L’Homme qui voulait tuer l’empereur (expansion d’une novella parue dans Bifrost 32) est présenté comme la suite de La Voie du sabre, mais s’il partage le même univers (trente-trois ans après) que le roman éponyme, il a en fait tout du roman indépendant. Et ce d’autant plus qu’il y est bien plus question d’arpenter la voie de la vengeance et de l’arc que celle du sabre. Ceci pourrait ne relever que de la péroraison si ce second tome, dans le Japon fantasmé par Thomas Day, gardait la très grande qualité du premier. Las, il en va autrement.
Daigoro est un puissant seigneur qui, pour son plus grand malheur, a une superbe concubine, Reiko.

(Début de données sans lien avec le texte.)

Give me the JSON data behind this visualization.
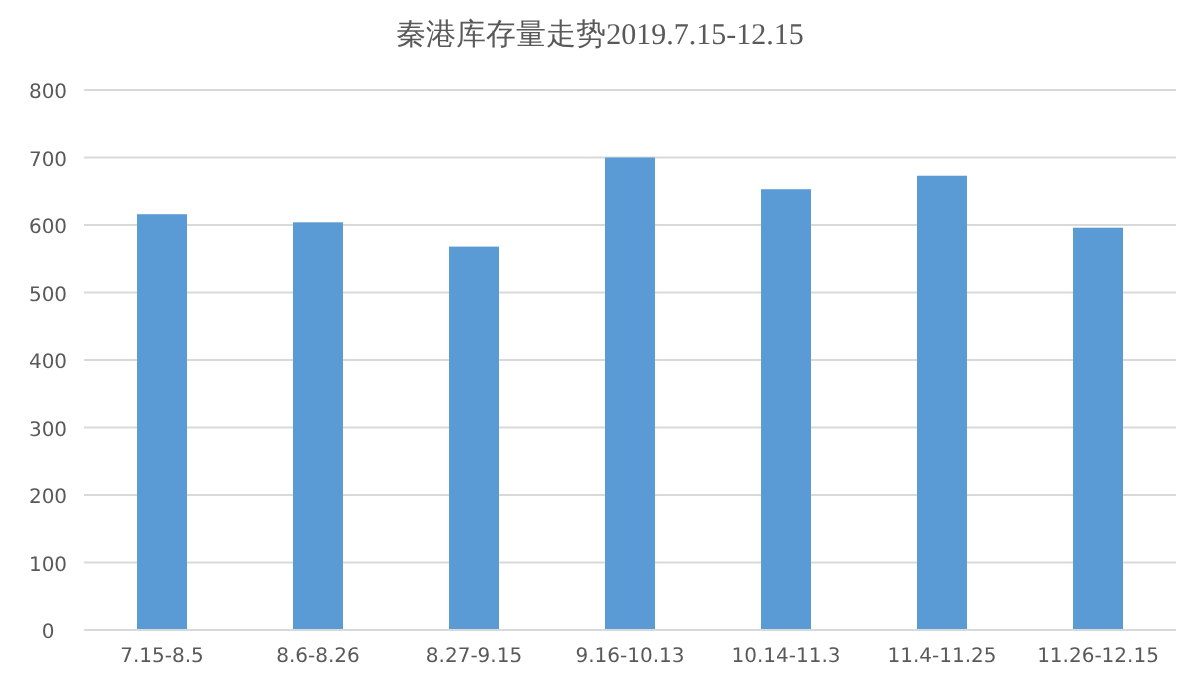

L’empereur-dragon, qui vient de perdre sa fille, cherche une compagne pouvant lui donner un nouvel enfant, et jette son dévolu sur la jeune femme. Quand Daigoro refuse de s’en séparer, l’Empereur fait tuer ses deux enfants, sa femme enceinte, et assiège sa forteresse. Durant le siège, Reiko est tuée, et son corps possédé par un puissant démon du feu. Celui-ci va fournir au samouraï déchu les moyens d’assouvir sa vengeance, en ouvrant toute grande la porte des Enfers, lui permettant ainsi, peut-être, d’atteindre le souverain au cœur de son palais et de l’assassiner. En plus de sa concubine possédée, Daigoro pourra compter sur l’appui d’un truculent français, Bertrand, à la recherche de ce que, dans le film Highlander, on appelait un Tolède salamanque. Ce qui n’est d’ailleurs pas le seul clin d’œil, puisque le dialogue p. 189 est du Gladiator dans le texte et qu’on croise un hollandais nommé… Pieter de Vries !

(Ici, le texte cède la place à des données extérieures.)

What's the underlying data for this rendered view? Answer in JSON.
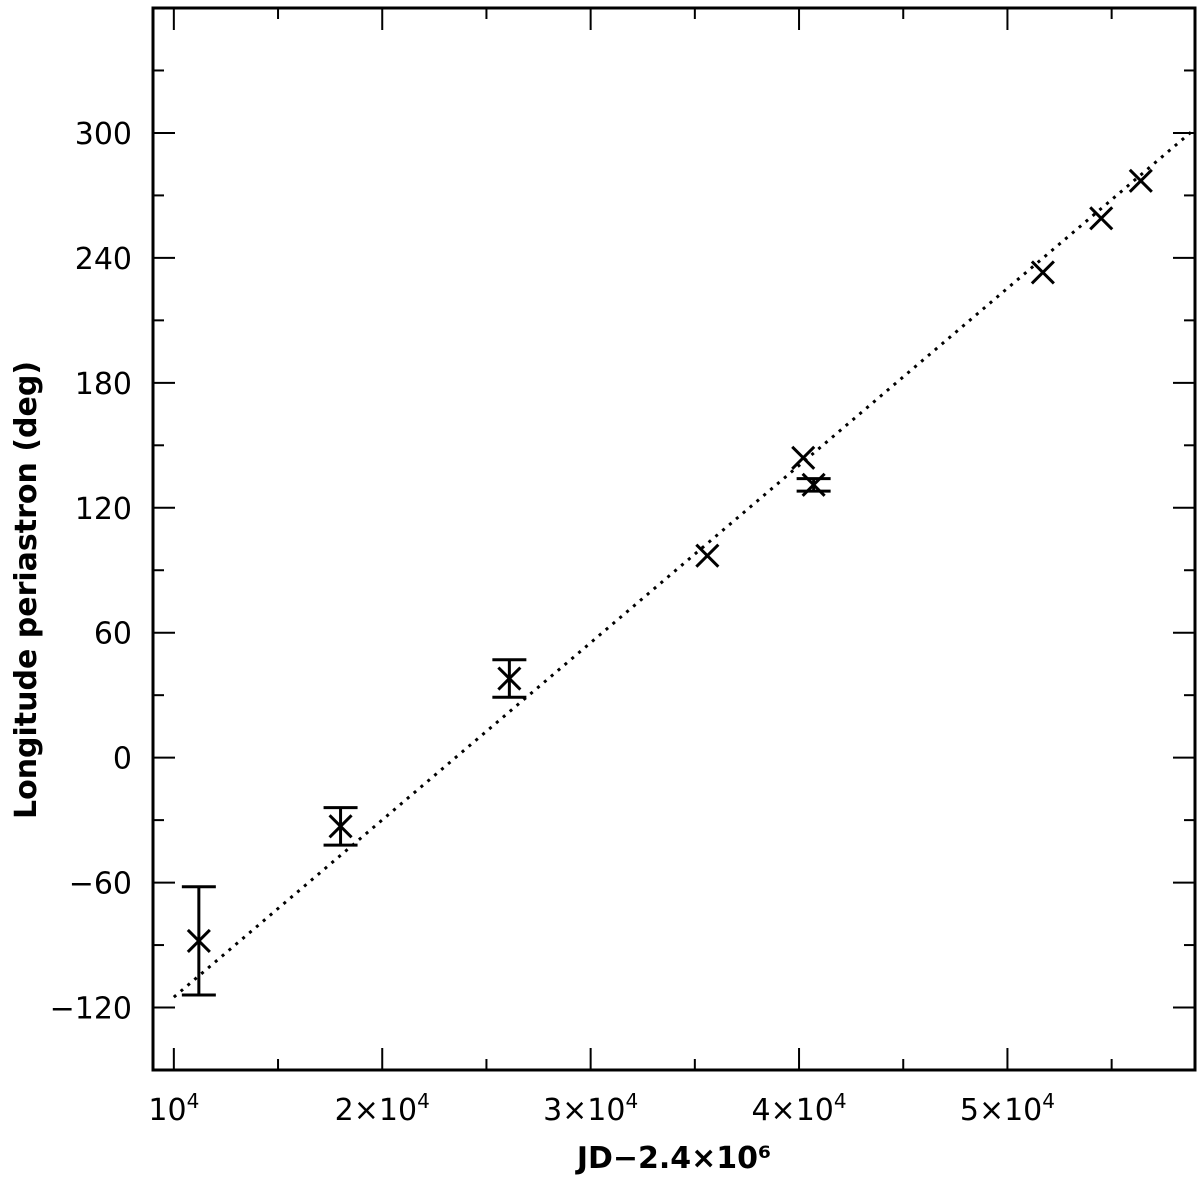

Ce texte a des défauts intrinsèques (personnages peu attachants sauf à la fin, Reiko effacée d’un trait de plume fort déconcertant, péripéties trop rapides, une apocalypse zombie déjà vue cent fois, scènes de sexe racoleuses), mais souffre surtout de la comparaison avec La Voie du sabre, chef-d’œuvre d’un Thomas Day en état de grâce. Le verbe reste fluide et plaisant, mais de tout ce qui faisait le sel de La Voie…, plus aucune trace. Histoire banale de vengeance, ce roman n’a rien du charme raffiné de son prédécesseur, se contentant d’être une suite de scènes de sexe et de combats insipides, menées par des personnages basiques et en grande partie indifférents aux événements. Seul un aspect mythologique érudit et fascinant le sauve du complet naufrage.
La triste conclusion reste que si Daigoro voulait tuer l’Empereur, Thomas Day, lui, a fait seppuku à « La Voie du sabre ».